Há espaço para as mulheres na cultura em Curitiba? Elas respondem

Foto gentilmente cedida por Bruno Stock – fatoouficcao.com

***UPDATE: Esta publicação foi atualizada com um testemunho que envolve bropriating e a publicação deste post. Confira no final do texto.***

Muito mais do que comemoração, o Dia Internacional da Mulher é um ótimo momento para a reflexão. Um dia para você parar o que está fazendo por um instante e tentar entender os motivos pelos quais as mulheres ganham menos que os homens em todos os cargos, por que um a cada três brasileiros pensa que a culpa do estupro é das mulheres, por que há um estupro a cada onze minutos no Brasil, por que quase um terço dos brasileiros prefere que as mulheres não tenham um emprego e fiquem em casa, por que 93% das brasileiras entre 18 e 24 anos precisam mudar algo no comportamento para evitar de serem assediadas, e o que é que raios existe na construção desta sociedade que faz com que muitas mulheres se posicionem contra o feminismo.

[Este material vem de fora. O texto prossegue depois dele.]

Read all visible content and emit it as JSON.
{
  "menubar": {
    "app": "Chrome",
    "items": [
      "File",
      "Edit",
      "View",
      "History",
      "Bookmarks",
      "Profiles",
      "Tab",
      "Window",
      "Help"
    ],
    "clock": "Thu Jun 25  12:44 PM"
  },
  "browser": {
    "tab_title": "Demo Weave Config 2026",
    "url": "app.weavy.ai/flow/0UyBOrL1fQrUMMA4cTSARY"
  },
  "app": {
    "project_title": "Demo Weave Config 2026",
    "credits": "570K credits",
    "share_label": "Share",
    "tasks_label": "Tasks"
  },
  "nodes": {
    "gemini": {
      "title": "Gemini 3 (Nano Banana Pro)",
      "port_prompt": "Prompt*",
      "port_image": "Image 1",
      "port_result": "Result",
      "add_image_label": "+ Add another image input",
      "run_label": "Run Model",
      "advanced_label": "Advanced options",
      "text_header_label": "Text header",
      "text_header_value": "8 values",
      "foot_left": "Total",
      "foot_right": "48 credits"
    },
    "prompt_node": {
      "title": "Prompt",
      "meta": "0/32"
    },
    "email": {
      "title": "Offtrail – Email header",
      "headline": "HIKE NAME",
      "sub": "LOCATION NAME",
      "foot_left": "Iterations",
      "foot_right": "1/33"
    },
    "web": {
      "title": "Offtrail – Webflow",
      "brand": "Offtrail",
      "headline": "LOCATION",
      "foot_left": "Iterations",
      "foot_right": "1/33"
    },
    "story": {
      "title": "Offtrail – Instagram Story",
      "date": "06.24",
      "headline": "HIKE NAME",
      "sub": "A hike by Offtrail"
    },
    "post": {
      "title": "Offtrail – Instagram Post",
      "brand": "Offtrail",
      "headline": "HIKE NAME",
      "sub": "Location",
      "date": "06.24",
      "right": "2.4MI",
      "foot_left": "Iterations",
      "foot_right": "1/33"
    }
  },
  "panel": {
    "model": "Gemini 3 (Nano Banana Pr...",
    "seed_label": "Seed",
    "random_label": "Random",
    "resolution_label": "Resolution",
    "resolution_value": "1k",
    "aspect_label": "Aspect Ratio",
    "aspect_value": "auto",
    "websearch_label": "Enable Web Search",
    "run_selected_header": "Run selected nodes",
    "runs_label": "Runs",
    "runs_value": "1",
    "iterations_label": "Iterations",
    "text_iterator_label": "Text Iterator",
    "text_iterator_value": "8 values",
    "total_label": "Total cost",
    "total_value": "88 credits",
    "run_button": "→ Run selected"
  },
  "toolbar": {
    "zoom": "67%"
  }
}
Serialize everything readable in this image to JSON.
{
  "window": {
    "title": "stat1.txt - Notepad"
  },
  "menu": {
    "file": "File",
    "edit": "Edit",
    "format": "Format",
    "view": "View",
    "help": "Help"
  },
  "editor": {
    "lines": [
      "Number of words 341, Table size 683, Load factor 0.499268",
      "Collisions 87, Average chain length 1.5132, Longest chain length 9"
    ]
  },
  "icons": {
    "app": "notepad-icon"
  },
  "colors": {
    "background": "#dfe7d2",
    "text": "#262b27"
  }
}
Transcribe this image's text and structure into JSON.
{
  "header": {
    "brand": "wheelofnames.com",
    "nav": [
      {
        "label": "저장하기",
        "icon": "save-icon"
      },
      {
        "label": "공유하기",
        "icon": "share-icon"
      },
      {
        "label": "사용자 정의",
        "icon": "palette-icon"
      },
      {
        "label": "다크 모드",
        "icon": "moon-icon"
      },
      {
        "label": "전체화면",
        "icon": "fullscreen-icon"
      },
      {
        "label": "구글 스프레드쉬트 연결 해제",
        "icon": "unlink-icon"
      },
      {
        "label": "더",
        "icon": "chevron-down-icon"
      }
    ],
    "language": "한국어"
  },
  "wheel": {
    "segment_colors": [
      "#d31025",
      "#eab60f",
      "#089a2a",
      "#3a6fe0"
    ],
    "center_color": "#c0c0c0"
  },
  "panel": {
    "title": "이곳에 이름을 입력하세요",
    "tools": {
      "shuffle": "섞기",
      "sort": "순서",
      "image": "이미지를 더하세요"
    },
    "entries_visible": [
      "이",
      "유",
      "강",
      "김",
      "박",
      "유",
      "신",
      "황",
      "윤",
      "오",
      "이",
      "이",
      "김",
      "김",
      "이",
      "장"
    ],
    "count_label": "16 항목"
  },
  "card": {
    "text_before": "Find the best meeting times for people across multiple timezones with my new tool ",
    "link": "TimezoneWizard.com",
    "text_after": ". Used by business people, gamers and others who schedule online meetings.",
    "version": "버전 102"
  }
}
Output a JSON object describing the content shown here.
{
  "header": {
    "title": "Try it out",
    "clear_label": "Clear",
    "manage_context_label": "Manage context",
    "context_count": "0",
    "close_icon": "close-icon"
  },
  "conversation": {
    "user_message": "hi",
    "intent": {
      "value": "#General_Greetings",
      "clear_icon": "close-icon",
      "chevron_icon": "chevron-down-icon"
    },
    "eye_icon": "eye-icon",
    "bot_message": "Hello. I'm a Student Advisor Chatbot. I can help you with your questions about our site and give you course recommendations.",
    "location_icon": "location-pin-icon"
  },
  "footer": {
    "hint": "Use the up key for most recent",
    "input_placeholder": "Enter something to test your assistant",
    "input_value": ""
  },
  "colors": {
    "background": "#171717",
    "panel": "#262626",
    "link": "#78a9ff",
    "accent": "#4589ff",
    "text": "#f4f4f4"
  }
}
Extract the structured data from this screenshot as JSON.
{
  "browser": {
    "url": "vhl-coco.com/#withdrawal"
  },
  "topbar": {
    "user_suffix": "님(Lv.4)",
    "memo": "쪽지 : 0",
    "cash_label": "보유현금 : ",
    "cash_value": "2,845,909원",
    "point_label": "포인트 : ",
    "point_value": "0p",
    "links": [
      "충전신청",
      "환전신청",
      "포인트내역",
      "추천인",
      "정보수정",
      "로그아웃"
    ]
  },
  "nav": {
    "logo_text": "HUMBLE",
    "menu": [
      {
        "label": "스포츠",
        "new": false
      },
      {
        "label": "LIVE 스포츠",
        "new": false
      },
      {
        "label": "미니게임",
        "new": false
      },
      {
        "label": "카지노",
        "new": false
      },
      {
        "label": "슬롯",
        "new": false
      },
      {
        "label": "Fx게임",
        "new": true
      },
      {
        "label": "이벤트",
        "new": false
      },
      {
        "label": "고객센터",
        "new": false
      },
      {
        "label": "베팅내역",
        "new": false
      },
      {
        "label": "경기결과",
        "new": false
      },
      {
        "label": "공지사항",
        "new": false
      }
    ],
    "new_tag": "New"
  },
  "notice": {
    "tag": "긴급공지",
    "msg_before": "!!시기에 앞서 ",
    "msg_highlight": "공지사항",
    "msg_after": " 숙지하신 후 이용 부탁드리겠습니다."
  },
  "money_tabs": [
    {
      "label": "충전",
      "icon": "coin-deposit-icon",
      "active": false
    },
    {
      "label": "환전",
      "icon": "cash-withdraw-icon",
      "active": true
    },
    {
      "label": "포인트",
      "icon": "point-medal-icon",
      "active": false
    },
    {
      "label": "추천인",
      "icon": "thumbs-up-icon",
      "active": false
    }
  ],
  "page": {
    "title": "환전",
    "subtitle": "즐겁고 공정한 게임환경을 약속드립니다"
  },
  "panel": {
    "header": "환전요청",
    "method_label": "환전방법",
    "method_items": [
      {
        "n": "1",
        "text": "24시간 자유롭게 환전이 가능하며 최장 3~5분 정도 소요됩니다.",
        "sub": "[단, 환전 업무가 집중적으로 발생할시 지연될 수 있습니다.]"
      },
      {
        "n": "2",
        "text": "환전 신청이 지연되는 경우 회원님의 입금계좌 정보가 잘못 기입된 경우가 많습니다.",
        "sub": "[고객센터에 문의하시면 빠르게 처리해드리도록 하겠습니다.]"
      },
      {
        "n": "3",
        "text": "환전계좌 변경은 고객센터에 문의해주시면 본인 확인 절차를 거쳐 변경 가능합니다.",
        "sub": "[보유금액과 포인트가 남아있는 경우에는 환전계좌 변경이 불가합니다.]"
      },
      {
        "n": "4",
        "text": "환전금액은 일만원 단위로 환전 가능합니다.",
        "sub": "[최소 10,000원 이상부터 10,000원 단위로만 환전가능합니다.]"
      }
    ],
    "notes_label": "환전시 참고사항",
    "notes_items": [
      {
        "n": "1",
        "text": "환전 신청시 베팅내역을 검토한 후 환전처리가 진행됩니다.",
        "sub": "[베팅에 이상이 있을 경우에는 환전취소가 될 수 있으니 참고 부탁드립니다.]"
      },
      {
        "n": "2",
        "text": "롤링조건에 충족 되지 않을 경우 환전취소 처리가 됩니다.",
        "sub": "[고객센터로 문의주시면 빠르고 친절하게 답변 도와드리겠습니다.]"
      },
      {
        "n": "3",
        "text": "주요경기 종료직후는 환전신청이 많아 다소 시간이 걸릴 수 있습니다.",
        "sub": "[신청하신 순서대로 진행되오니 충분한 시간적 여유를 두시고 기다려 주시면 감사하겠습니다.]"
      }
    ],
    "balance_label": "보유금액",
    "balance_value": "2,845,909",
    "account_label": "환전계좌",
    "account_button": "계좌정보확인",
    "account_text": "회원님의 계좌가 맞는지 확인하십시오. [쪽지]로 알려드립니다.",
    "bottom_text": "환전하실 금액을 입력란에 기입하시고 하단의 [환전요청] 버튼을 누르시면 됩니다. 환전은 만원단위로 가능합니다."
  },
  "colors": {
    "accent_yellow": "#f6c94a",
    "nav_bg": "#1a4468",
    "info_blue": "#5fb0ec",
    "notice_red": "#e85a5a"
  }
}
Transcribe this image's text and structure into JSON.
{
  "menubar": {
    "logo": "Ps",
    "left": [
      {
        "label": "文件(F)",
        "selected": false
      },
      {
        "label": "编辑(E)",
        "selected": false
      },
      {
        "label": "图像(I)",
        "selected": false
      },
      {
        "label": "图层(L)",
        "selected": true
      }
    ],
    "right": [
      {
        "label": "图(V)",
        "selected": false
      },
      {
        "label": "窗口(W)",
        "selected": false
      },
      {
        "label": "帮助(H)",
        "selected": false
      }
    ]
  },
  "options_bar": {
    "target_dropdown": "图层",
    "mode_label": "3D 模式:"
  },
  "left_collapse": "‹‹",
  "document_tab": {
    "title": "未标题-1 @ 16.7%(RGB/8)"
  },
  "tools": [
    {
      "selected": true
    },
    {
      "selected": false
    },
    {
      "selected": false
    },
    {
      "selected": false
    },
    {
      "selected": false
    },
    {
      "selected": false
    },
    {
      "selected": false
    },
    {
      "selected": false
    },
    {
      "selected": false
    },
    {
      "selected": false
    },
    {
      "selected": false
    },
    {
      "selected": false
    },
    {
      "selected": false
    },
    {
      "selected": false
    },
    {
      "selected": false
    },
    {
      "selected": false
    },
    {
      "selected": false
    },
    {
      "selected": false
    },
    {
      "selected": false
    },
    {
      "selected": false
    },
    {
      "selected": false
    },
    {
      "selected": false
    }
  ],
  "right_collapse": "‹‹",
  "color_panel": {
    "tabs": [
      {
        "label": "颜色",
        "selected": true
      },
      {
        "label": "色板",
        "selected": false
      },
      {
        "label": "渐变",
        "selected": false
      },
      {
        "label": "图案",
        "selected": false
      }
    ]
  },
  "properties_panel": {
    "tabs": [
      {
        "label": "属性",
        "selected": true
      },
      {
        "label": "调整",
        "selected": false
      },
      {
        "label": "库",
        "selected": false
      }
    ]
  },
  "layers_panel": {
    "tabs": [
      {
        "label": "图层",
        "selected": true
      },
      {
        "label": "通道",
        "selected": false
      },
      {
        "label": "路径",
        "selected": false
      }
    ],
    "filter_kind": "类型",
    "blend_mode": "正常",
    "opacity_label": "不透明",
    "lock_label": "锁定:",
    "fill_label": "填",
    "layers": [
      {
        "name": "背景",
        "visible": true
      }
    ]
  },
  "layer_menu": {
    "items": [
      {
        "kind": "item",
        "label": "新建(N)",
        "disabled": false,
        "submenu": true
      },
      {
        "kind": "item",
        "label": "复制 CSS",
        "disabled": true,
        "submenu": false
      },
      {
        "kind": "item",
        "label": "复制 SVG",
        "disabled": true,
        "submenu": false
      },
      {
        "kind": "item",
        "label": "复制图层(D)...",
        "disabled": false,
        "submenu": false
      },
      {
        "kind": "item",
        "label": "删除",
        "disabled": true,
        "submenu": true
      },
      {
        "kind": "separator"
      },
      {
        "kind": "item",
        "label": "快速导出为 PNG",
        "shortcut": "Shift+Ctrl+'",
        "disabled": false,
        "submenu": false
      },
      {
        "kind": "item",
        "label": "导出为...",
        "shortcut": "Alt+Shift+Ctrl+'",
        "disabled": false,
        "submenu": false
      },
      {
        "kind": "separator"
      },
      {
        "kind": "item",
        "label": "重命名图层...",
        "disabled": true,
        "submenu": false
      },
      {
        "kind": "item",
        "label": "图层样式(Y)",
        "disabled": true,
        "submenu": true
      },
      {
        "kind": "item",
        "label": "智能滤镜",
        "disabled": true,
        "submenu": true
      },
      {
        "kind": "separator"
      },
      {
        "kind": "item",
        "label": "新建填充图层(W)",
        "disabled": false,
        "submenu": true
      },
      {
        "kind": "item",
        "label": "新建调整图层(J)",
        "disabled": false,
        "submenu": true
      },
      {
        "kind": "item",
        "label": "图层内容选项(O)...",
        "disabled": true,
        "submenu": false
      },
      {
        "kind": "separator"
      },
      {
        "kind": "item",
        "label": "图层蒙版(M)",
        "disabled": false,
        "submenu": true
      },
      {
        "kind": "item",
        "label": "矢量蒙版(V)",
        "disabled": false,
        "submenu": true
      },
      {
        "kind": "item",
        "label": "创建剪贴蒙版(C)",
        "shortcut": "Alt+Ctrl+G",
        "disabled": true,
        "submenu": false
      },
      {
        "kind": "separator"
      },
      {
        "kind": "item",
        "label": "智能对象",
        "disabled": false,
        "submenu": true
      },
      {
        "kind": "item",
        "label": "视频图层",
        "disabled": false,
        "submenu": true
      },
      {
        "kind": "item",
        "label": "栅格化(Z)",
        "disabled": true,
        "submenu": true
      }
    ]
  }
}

Há muito mais coisas sobre as quais refletir, na verdade. E não é só neste 8 de março que você deveria pensar nisso, mas em todos os dias do ano. Pelo menos, ter esse ponto de partida já ajuda.

Seguindo a ideia de provocar a reflexão, este blog se voltou ao seu tema principal – música e cultura em Curitiba – e pediu a opinião de várias mulheres ligadas à área cultural na cidade. Para todas elas, fizemos a seguinte pergunta:

Há espaço para a mulher na cultura em Curitiba? O que as mulheres já conquistaram no âmbito cultural da cidade e o que elas ainda precisam conquistar?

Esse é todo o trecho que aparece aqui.